Medication adherence across disease states is generally poor. Research has focused on various methods to improve medication adherence, but there is little conclusive evidence regarding specific methods efficacy. The Transtheoretical Model for Behavior Change has been used to modify existing addictive behaviors but not in medication adherence specifically. As a behavioral component is inherently related to medication adherence, it is thought that this model may be applicable.


Objective: The purpose of this research is to evaluate the costs and savings of implementing a novel behavioral intervention against the cost of poor medication adherence to determine whether further development is realistic.
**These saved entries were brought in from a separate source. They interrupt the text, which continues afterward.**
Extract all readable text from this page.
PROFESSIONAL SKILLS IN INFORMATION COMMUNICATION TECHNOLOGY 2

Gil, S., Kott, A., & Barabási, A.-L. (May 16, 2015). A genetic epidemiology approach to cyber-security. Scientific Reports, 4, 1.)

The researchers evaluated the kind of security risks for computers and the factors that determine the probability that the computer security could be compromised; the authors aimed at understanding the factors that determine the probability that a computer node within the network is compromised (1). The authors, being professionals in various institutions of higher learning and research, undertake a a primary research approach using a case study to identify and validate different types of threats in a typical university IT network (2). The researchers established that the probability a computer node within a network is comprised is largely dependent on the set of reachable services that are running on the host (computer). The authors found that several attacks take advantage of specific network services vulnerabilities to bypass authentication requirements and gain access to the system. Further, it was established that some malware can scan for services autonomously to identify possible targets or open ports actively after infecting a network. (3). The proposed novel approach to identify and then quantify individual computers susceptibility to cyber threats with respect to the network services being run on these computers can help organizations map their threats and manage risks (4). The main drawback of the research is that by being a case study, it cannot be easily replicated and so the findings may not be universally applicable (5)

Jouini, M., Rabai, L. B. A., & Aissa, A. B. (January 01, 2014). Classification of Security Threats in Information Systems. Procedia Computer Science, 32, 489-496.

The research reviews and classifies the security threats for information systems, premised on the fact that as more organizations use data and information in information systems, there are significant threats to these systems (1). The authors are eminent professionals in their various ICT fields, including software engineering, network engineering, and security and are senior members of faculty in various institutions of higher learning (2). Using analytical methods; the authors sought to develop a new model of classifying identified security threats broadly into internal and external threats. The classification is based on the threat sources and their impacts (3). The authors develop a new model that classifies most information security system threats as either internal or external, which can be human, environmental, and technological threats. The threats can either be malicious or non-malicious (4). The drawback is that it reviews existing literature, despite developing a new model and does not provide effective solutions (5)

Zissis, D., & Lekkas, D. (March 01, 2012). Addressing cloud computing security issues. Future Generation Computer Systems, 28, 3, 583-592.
Methods: The basic tools required to administer this intervention were determined through primary literature review and priced by vendors supplying such materials. Diabetes Mellitus Type 2 (DM2) was used as a vehicle to establish the cost of care for long-term complications of a chronic disease. The primary literature provided information regarding the cost of care for DM2 morbidity and outpatient annual drug therapy expenditure. The total cost of the behavioral intervention components and the cost of care for DM2 morbidity were applied to a theoretical cohort of 1000 patients. By dividing this cost across 1000 patients, a per-patient cost was yielded and multiplied over a 16-year timeframe.


Results: It was found that the cost to implement the behavioral intervention and resultant medication costs is USD13,574 per-patient over 16 years. The cost to treat complications of diabetes mellitus is USD 36,528 per patient over the 16 years. The total amount of healthcare dollars potentially saved by utilizing this intervention is USD 22,954 per-patient.


Conclusions: It appears that the cost to implement this behavioral intervention is reasonable and permits further evaluation in other chronic conditions with notoriously poor adherence levels.